In the Domesday Book; Cookhill is mentioned as being in the Hundred of Ash in the County of Worcestershire. The total population was of five households - 2 smallholders, 2 slaves and 1 burgess.

==Notable houses==
- Cookhill Priory
- Dragon Farm

==Churches==
- St. Paul's
- Baptist Chapel

==Politics==
Cookhill has been represented since 4th July 2024 by Chris Bloore of the Labour Party as part of the Redditch County Constituency, and is part of the South Redditch ward of Worcestershire County Council represented by Conservative Cllr. Anthony Hopkins.

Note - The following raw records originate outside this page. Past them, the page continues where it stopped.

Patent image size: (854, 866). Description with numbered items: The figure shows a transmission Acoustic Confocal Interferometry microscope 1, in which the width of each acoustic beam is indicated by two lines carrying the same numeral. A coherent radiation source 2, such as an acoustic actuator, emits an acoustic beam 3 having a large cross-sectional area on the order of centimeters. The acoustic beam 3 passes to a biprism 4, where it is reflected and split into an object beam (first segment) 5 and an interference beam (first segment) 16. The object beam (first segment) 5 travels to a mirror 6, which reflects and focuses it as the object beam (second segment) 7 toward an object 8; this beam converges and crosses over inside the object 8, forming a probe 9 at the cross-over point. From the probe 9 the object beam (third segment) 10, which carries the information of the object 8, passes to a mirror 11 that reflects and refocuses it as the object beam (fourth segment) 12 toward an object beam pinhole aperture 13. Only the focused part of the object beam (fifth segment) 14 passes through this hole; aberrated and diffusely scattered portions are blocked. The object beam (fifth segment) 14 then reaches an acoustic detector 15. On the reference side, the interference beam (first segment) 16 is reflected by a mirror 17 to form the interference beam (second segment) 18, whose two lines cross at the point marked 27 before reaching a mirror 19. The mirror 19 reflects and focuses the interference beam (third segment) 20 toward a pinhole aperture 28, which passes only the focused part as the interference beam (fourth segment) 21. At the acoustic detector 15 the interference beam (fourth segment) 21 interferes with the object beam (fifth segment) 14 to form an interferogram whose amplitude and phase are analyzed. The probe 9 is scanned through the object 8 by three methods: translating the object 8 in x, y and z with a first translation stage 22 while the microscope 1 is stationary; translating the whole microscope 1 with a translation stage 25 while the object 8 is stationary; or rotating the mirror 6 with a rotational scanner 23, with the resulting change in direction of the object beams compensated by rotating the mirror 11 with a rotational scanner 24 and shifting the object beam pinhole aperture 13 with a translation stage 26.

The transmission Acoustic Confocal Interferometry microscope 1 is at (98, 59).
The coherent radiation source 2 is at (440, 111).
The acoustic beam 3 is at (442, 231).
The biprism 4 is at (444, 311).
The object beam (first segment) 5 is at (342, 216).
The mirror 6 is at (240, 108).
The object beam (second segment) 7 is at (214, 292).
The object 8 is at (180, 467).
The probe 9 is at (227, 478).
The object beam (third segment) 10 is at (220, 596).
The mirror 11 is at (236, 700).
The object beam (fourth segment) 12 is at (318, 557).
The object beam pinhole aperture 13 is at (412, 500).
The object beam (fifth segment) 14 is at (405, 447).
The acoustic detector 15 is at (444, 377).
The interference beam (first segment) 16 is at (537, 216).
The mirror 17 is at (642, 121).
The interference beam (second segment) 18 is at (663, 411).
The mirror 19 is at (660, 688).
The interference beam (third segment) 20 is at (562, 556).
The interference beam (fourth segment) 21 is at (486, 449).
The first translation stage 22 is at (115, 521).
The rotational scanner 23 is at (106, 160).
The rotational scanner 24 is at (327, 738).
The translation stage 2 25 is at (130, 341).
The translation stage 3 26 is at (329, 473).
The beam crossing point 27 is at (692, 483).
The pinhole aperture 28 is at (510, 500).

Representatives on Wychavon District Council are Cllr's Audrey Steel and David Wilkinson.

==Roads==
Within the village the major roads are; Salt Way, Brandheath Lane, Wood Lane, Church Lane (leading onto Cladswell Lane, Mearse Lane and Dogbut Lane), Chamberlain Lane, Oaktree Lane and Chapel Lane, all running off the A441 main Evesham Road. The A441 used to continue beyond the junction with the A422 towards Evesham but this has been downgraded to the B4088. The village is served by bus service 149 Worcester–Redditch operated by Diamond. This previously continued to Birmingham as service 150.

==Public houses==
- The Nevill Arms, at New End, north of Cookshill village.